Si la nouvelle-titre ainsi que celle intitulée Le Guerrier au Bord de la Glace sont inédites, les quatre autres textes sont initialement parus dans différentes anthologies, recueil ou revue entre 2009 et 2013.

Comme je le disais en intro, le monde d’Evangényre est un peu la master-piece de Lionel Davoust. En 2010 sortait La volonté du dragon que j’avais lu et beaucoup aimé. 10 ans plus tard, faisant le point de la situation suite à ma lecture de ce recueil, le machin est devenu légèrement tentaculaire :

  • La volonté du dragon (2010). Novella.
  • La route de la conquête (2014). Recueil de 6 nouvelles.
  • Port d’âmes (2015). Roman.
  • Les Dieux sauvages, une pentalogie dont les 4 premiers tomes sont sortis (entre 2017 et 2020).

Les nouvelles

Chaque nouvelle est chapeautée d’une citation du Vayd Asrethia, sorte de livre d’Histoire ultime composé de textes anonymes. Chaque nouvelle est également datée selon le Calendrier de l’Age d’Or d’Asrethia (sauf la dernière et pour cause). Des repères chronologiques sont disponibles en fin d’ouvrage afin de permettre aux plus férus d’entre nous de remettre tout ça en bon ordre et de faire le pont avec quelques évènements historiques majeurs.

Tout cela a l’air bien abscons et compliqué. Oui en effet cet univers est archi complexe et l’organisation que cela doit demander à l’auteur pour s’y retrouver lui-même dans son propre monde me laisse pantoise d’admiration. Mais pour les lecteurices, tout cela est au final assez transparent.

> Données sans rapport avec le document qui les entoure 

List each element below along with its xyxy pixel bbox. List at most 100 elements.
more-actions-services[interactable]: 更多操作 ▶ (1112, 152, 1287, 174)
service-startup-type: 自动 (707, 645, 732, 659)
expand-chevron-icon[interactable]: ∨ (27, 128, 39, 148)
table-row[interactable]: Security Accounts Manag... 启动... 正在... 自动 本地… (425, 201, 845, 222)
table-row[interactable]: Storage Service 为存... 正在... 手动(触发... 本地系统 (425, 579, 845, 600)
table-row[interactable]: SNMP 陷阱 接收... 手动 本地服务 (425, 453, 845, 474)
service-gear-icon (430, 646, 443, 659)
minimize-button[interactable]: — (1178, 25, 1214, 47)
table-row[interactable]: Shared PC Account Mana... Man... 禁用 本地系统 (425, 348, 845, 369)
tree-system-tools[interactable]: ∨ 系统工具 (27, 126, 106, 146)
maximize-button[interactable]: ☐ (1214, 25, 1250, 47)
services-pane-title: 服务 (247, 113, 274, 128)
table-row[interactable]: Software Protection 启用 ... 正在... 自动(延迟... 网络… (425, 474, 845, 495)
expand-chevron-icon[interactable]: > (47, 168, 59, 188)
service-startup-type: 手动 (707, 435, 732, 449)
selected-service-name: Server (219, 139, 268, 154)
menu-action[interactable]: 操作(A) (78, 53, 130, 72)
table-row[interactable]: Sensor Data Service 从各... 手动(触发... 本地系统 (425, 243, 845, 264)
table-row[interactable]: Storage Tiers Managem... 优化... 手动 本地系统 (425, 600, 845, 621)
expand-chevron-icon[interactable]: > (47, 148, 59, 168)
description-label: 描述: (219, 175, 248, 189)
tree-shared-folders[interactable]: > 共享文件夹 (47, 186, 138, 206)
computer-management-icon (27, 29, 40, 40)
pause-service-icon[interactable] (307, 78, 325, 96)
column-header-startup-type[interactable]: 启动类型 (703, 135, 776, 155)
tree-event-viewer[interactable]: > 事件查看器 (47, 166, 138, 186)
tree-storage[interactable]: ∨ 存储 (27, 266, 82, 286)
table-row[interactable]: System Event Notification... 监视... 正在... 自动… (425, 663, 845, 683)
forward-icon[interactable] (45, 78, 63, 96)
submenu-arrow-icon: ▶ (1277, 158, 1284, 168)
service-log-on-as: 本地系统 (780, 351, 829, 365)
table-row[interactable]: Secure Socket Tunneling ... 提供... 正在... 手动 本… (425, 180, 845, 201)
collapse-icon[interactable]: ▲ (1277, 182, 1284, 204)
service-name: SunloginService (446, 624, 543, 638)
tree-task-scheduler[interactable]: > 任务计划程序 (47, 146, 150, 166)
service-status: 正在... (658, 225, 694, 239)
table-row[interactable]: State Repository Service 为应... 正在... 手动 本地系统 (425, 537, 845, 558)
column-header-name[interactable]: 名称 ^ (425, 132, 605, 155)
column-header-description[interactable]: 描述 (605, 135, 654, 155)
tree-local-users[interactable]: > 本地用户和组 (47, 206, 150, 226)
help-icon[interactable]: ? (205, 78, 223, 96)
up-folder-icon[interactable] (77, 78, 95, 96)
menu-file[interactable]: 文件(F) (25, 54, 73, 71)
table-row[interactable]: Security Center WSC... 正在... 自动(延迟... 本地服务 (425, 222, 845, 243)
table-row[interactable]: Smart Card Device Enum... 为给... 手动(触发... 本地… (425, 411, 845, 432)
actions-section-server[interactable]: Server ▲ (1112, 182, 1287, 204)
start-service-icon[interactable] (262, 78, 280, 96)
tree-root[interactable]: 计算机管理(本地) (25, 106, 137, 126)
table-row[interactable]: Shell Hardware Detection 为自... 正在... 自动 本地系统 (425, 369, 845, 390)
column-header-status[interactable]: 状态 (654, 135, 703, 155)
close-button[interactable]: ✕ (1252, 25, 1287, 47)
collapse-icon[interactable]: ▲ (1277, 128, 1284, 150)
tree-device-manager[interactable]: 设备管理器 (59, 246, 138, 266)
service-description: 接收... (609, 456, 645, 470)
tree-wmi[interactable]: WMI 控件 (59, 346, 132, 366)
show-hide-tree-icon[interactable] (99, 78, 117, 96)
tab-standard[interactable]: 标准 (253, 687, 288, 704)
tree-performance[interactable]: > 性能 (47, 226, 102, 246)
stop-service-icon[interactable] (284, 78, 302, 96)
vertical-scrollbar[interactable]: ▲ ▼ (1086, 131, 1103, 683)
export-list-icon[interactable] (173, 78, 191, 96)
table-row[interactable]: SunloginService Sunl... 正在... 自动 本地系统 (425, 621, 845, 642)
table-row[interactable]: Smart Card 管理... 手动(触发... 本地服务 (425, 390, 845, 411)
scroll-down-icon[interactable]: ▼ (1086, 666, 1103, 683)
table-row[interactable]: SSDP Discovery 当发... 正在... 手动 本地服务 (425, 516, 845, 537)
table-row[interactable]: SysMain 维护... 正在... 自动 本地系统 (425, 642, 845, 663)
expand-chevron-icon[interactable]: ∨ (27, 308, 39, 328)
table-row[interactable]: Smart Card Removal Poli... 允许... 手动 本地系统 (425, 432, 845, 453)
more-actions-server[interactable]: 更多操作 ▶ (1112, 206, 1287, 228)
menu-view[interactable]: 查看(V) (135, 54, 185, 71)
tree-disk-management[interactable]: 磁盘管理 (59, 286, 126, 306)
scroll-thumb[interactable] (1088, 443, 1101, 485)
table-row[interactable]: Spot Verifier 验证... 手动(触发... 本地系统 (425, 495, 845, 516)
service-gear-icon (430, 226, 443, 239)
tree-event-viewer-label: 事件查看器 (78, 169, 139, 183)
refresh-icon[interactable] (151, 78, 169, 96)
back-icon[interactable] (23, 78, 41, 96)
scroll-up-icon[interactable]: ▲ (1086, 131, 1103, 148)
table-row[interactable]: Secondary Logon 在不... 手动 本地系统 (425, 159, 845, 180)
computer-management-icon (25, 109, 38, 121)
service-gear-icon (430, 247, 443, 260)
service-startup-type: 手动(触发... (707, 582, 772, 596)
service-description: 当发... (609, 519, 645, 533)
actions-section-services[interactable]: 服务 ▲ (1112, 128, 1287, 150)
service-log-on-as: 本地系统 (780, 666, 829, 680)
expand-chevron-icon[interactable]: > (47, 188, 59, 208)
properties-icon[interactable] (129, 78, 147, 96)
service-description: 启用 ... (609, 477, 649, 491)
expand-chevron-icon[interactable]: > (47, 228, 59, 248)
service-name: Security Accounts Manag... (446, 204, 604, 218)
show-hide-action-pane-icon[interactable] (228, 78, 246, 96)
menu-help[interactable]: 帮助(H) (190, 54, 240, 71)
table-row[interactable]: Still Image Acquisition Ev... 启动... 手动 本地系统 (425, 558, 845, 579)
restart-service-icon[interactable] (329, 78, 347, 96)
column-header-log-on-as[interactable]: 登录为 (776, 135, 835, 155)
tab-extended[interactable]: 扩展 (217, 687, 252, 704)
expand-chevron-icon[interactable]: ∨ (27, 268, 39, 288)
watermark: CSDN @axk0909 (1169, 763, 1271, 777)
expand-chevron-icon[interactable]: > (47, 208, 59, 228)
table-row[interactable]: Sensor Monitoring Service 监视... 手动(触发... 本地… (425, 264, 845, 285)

Je ne vous cache pas un énorme « ho là là » quand j’ai commencé ma lecture et que je me suis souvenue pourquoi j’avais un peu du mal avec les nouvelles de fantasy. De plus, je pouvais difficilement m’appuyer sur ma lecture de La volonté du Dragon car elle date d’il y a près de 10 ans. Mais cette appréhension a disparu très rapidement devant la plume de l’auteur et sa capacité à nous immerger dans un monde très différent du nôtre et à nous le rendre familier, vivant, émotionnant malgré les noms des protagonistes et de lieux, sa magie et sa technologie à appréhender . Le tout avec une certaine brièveté due au format nouvelle. C’est formidable.

Voici plus de détails sur chacune des nouvelles :

La route de la conquête

An 388 de l’Âge d’Or d’Asrethia.

Ce texte, de part sa longueur correspond plus à une novella qu’à une nouvelle.

Les pourparlers pour la reddition des Umsaïs se confrontent à un mur d’incompréhension. La généralissime Stannir Korvosa, commandante de la 7ème Légion de l’Empire d’Asreth, bénéficiant d’une longue expérience, préfèrerait que cela se passe en douceur. L’Empire offre un « choix » aux peuples qui subissent sa conquête : la reddition immédiate et l’assimilation et le protection de l’Empire ou la conquête brutale qui aboutit au même résultat… ou à l’anéantissement. Asreth bénéficie en effet d’une technologie à laquelle il est impossible de résister. Mais les Umsaïs ne semblent ni enclins à la capitulation ni à la guerre ce qui n’a de cesse de plonger la généralissime dans une certaine perplexité.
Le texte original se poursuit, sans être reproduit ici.